Figure 4.20: Representative pictures showing the binding of the anti-HG antibodies

JIM5, JIM7, LM18, LM19 and LM20 to the 80 – 125 µm size fraction of the differently

non-cooked blended broccoli purées. Scale bars = 50 µm.


66

LTB pretreatment of the blended non-cooked sample influenced the labeling pattern of some

antibodies. Specifically, JIM5 epitopes at the regions of cell junctions were more pronounced.
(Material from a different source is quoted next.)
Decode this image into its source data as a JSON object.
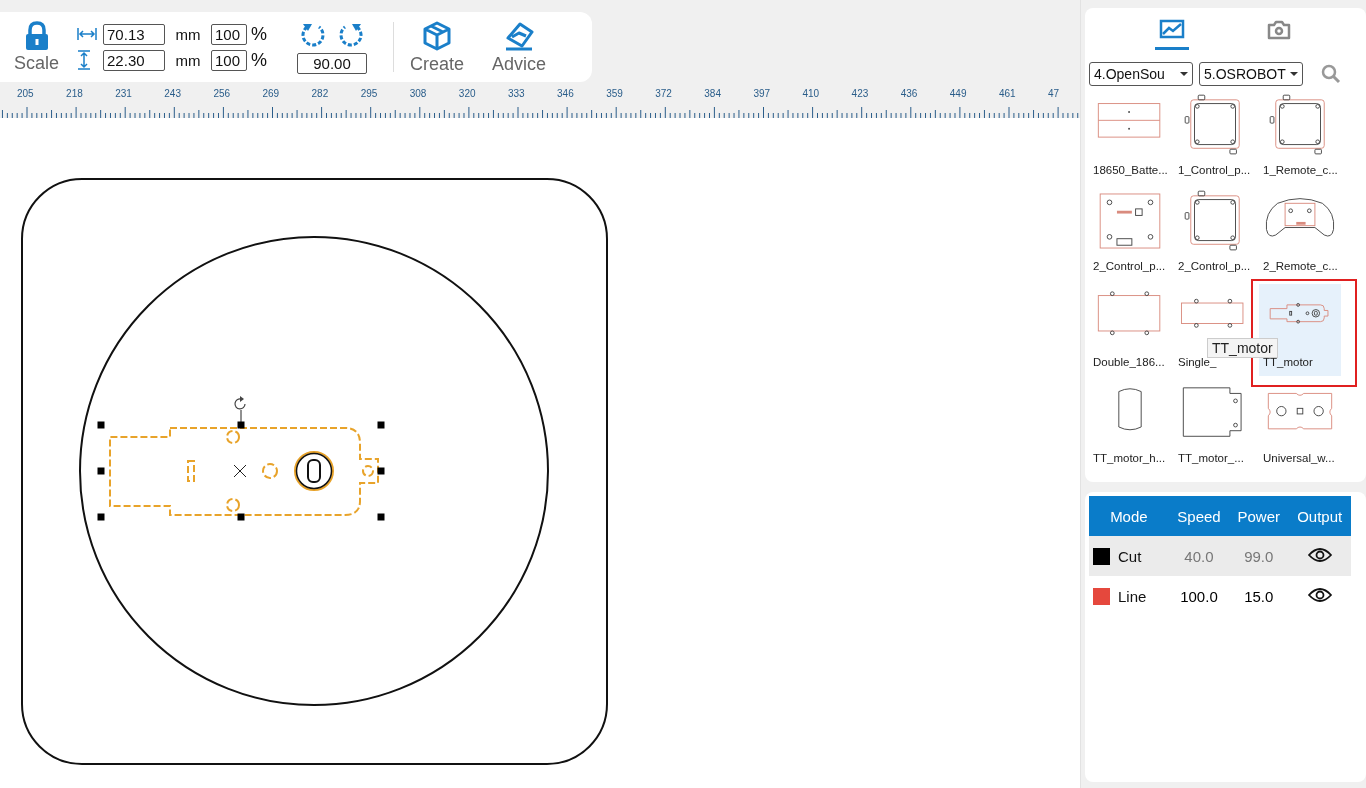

The binding and labeling intensity of JIM7 for the LTB-treated non-cooked sample was

higher than for the raw non-cooked sample. JIM7 specifically binds to the entire cell wall as

well as to the region of the cell wall lining the intercellular spaces as the raw non-cooked

sample, but in a more uniform and homogenous pattern. This may be due to higher epitope

accessibility. Also, the regions of cell breakage were clearly labeled with JIM7. LTB induces

almost the same labeling pattern for LM19 as the raw non-cooked sample. The epitopes of

LM19 were also evenly distributed across the entire cell wall, with rather low labeling

intensity. The labeling pattern of LM20, after LTB, was similar to the raw non-cooked

sample, only the amount of discontinuous labeling was less. Clear observations pointing at

PME activity were not done. However, Christiaens et al. (2011) previously showed that PME

de-esterification in broccoli predominantly takes place in the cell junctions.
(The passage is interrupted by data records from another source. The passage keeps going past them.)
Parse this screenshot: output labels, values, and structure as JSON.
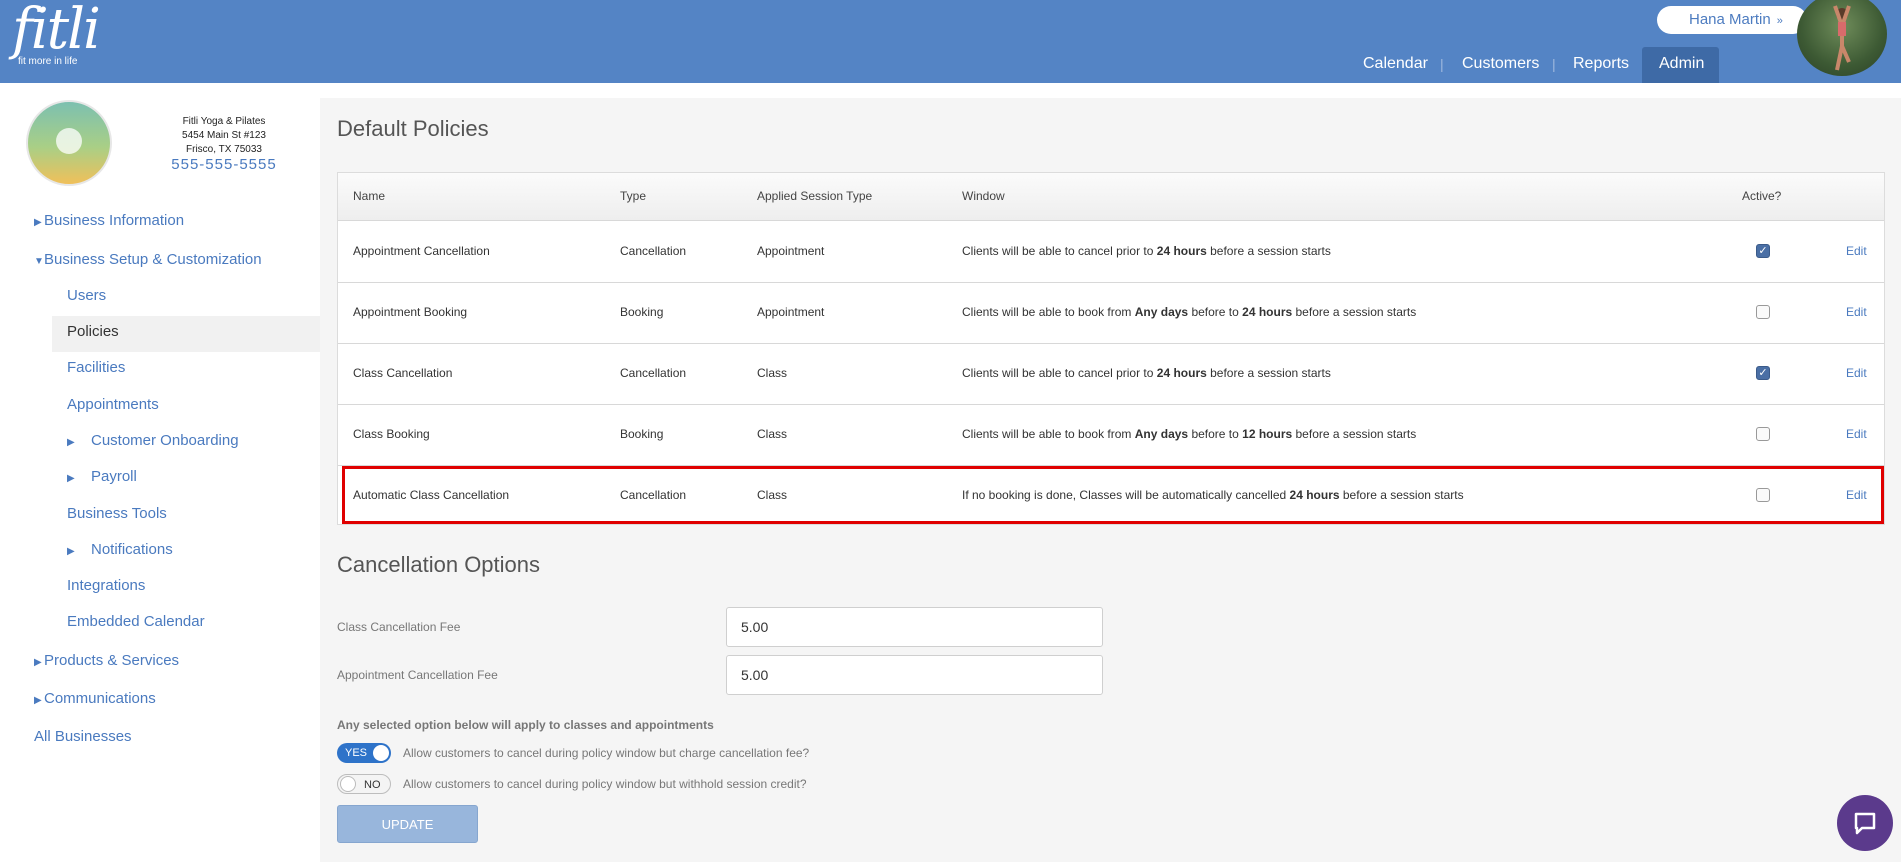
{
  "header": {
    "logo_text": "fitli",
    "logo_tagline": "fit more in life",
    "user_name": "Hana Martin",
    "user_chevron": "»",
    "nav": [
      {
        "label": "Calendar"
      },
      {
        "label": "Customers"
      },
      {
        "label": "Reports"
      },
      {
        "label": "Admin"
      }
    ],
    "nav_separator": "|"
  },
  "sidebar": {
    "business_name": "Fitli Yoga & Pilates",
    "address_line1": "5454 Main St #123",
    "address_line2": "Frisco, TX 75033",
    "phone": "555-555-5555",
    "items": [
      {
        "label": "Business Information"
      },
      {
        "label": "Business Setup & Customization"
      },
      {
        "label": "Users"
      },
      {
        "label": "Policies"
      },
      {
        "label": "Facilities"
      },
      {
        "label": "Appointments"
      },
      {
        "label": "Customer Onboarding"
      },
      {
        "label": "Payroll"
      },
      {
        "label": "Business Tools"
      },
      {
        "label": "Notifications"
      },
      {
        "label": "Integrations"
      },
      {
        "label": "Embedded Calendar"
      },
      {
        "label": "Products & Services"
      },
      {
        "label": "Communications"
      },
      {
        "label": "All Businesses"
      }
    ]
  },
  "policies": {
    "title": "Default Policies",
    "columns": {
      "name": "Name",
      "type": "Type",
      "session_type": "Applied Session Type",
      "window": "Window",
      "active": "Active?"
    },
    "edit_label": "Edit",
    "rows": [
      {
        "name": "Appointment Cancellation",
        "type": "Cancellation",
        "session_type": "Appointment",
        "w_pre": "Clients will be able to cancel prior to ",
        "w_b1": "24 hours",
        "w_mid": "",
        "w_b2": "",
        "w_post": " before a session starts",
        "active": true
      },
      {
        "name": "Appointment Booking",
        "type": "Booking",
        "session_type": "Appointment",
        "w_pre": "Clients will be able to book from ",
        "w_b1": "Any days",
        "w_mid": " before to ",
        "w_b2": "24 hours",
        "w_post": " before a session starts",
        "active": false
      },
      {
        "name": "Class Cancellation",
        "type": "Cancellation",
        "session_type": "Class",
        "w_pre": "Clients will be able to cancel prior to ",
        "w_b1": "24 hours",
        "w_mid": "",
        "w_b2": "",
        "w_post": " before a session starts",
        "active": true
      },
      {
        "name": "Class Booking",
        "type": "Booking",
        "session_type": "Class",
        "w_pre": "Clients will be able to book from ",
        "w_b1": "Any days",
        "w_mid": " before to ",
        "w_b2": "12 hours",
        "w_post": " before a session starts",
        "active": false
      },
      {
        "name": "Automatic Class Cancellation",
        "type": "Cancellation",
        "session_type": "Class",
        "w_pre": "If no booking is done, Classes will be automatically cancelled ",
        "w_b1": "24 hours",
        "w_mid": "",
        "w_b2": "",
        "w_post": " before a session starts",
        "active": false
      }
    ]
  },
  "cancellation": {
    "title": "Cancellation Options",
    "class_fee_label": "Class Cancellation Fee",
    "class_fee_value": "5.00",
    "appt_fee_label": "Appointment Cancellation Fee",
    "appt_fee_value": "5.00",
    "note": "Any selected option below will apply to classes and appointments",
    "option1_state": "YES",
    "option1_label": "Allow customers to cancel during policy window but charge cancellation fee?",
    "option2_state": "NO",
    "option2_label": "Allow customers to cancel during policy window but withhold session credit?",
    "update_label": "UPDATE"
  },
  "colors": {
    "header_bg": "#5484c5",
    "link": "#4a7abf",
    "highlight": "#e00000",
    "chat": "#5b3a8c"
  }
}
After HTB, JIM5 epitopes were, like after LTB, preferentially distributed in the regions of the

cell wall lining intercellular spaces at cell junctions. JIM7 also followed the same pattern of

labeling as the LTB-treated sample. The labeling of LM19 was, on the other hand, not

uniform. Some regions of the cell wall and the cell junctions experienced very pronounced

labeling, whereas in others, the labeling was very weak. The labeling of LM20 was only

slightly observed at some cell junctions of the broccoli cells.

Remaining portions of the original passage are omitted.